Atkinson checked his watch, and his PDA. “Twenty-seven minutes from the 999 call.”
And, thought Harper, Lauren doesn’t even know how long she was asleep for, which added an unknown number of minutes to that total. “Shit. Could be absolutely miles away by now, if they’re in a car.”
The bench was a short walk upstream. Atkinson led the way. The area had been checked over already; nothing had been found but some scraps of litter.
“She was sitting here?” said Harper.
Atkinson nodded.
“Let’s get it cordoned off. It’s a crime scene.”
It was impossible to tell in which direction the stroller might have been taken, but from here there were three possible routes—upstream into the peaks, downstream towards the cafe or away from the water along an overgrown footpath leading to the road, and from there, with a vehicle, the possibilities started to spool in all directions.

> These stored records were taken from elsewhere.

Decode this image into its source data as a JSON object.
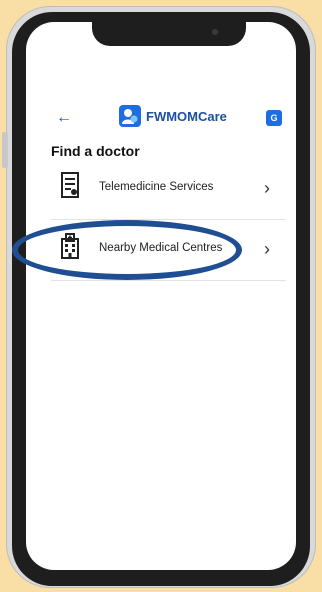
{
  "app": {
    "brand": "FWMOMCare",
    "icons": {
      "back": "arrow-left-icon",
      "logo": "fwmomcare-logo",
      "translate": "translate-icon"
    }
  },
  "page": {
    "title": "Find a doctor"
  },
  "items": [
    {
      "label": "Telemedicine Services",
      "icon": "document-icon"
    },
    {
      "label": "Nearby Medical Centres",
      "icon": "hospital-building-icon"
    }
  ],
  "colors": {
    "background": "#f9dfa6",
    "accent": "#1d6fe0",
    "brand_text": "#1d4fa3",
    "highlight": "#1f4f92"
  }
}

She walked down to the edge of the river, careful not to step on any visible prints, taking photos of the ground as she went. Here the river was wide and shallow, running over large stones, sparkling in the bright sun. A popular paddling spot, partly shaded as the river ran deeper under the trees a little further down. Beyond that, it passed the cafe and continued on to the disused millpond before entering the city’s vast network of channels. Upriver, it wound its way through a good stretch of dense woodland. You could follow the path alongside the river, all the way through the woods, passing deeper through the valley as the peaks rose higher and wilder, right to the New Riverby reservoir, probably five or six miles out. That immense stretch of lake hadn’t always been there. The New Riverby was built before the first war, but before that, for centuries, the valley had been home to a thriving community, the drowned village of Selverton.